[Python-Dev] Unicode input issues
Guido van Rossum
guido@python.org
Mon, 10 Apr 2000 11:38:58 -0400
> > Finally, I believe we need a way to discover the encoding used by
> > stdin or stdout. I have to admit I know very little about the file
> > wrappers that Marc wrote -- is it easy to get the encoding out of
> > them?
>
> I'm not sure what you mean: the name of the input encoding ?
> Currently, only the names of the encoding and decoding functions
> are available to be queried.
Whatever is helpful for a module or program that wants to know what
kind of encoding is used.
> > IDLE should probably emulate this, as it's encoding is clearly
> > UTF-8 (at least when using Tcl 8.1 or newer).
>
> It should be possible to redirect sys.stdin/stdout using
> the codecs.EncodedFile wrapper. Some tests show that raw_input()

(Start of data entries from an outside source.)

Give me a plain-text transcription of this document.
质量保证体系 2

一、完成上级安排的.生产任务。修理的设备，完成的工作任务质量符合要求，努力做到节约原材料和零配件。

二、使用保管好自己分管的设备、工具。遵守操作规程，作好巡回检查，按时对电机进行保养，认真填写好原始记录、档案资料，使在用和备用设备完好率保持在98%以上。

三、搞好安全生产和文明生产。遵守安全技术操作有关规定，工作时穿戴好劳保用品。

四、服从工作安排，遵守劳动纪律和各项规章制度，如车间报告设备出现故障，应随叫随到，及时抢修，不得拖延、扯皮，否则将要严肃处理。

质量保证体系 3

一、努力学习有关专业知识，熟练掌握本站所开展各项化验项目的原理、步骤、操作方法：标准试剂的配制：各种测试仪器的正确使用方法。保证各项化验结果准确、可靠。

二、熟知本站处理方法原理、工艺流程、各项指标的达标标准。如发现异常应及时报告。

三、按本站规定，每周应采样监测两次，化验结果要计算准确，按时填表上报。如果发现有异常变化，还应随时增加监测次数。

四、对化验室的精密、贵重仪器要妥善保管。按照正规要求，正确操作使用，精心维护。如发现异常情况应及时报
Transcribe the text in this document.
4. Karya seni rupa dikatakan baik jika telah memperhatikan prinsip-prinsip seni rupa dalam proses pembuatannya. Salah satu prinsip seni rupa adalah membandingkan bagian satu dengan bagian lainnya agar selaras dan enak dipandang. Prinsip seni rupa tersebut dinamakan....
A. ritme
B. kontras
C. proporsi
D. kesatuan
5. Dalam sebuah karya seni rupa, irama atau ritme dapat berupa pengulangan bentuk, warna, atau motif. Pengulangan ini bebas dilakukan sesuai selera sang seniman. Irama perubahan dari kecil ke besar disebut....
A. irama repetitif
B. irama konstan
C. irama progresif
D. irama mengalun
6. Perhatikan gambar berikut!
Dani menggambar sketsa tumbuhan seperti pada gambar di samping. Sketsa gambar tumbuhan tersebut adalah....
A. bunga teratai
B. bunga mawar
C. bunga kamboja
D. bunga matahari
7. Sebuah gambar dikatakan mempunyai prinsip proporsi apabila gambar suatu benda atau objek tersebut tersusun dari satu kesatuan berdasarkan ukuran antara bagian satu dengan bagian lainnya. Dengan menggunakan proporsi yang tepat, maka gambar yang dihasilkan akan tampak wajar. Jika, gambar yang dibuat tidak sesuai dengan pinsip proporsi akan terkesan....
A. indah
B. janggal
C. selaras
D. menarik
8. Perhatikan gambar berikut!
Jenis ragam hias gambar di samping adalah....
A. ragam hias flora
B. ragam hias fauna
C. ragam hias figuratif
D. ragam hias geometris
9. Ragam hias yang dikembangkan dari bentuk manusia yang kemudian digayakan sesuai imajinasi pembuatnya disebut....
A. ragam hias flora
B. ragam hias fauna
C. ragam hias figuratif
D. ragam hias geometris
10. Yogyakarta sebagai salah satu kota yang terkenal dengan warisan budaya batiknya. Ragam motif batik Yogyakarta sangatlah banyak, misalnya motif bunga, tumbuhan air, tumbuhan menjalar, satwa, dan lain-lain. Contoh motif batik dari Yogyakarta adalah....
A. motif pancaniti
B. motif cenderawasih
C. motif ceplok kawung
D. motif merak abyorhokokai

> doesn't seem to use the redirected sys.stdin though...
>
> >>> sys.stdin = EncodedFile(sys.stdin, 'utf-8', 'latin-1')
> >>> s = raw_input()
> äöü
> >>> s
> '\344\366\374'
> >>> s = sys.stdin.read()
> äöü
> >>> s
> '\303\244\303\266\303\274\012'
This deserves more looking into. The code for raw_input() in
bltinmodule.c certainly *tries* to use sys.stdin. (I think that
because your EncodedFile object is not a real stdio file object, it
will take the second branch, near the end of the function; this calls
PyFile_GetLine() which attempts to call readline().)
Aha! It actually seems that your read() and readline() are
inconsistent!
I don't know your API well enough to know which string is "correct"
(\344\366\374 or \303\244\303\266\303\274) but when I call
sys.stdin.readline() I get the same as raw_input() returns:
>>> from codecs import *
>>> sys.stdin = EncodedFile(sys.stdin, 'utf-8', 'latin-1')
>>> s = raw_input()
äöü
>>> s
'\344\366\374'
>>> s = sys.stdin.read()
äöü
>>>
>>> s
'\303\244\303\266\303\274\012'
>>> unicode(s)
u'\344\366\374\012'
>>> s = sys.stdin.readline()
äöü
>>> s
'\344\366\374\012'
>>>
Didn't you say that your wrapper only wraps read()? Maybe you need to
revise that decision!
(Note that PyShell doesn't even define read() -- it only defines
readline().)
--Guido van Rossum (home page: http://www.python.org/~guido/)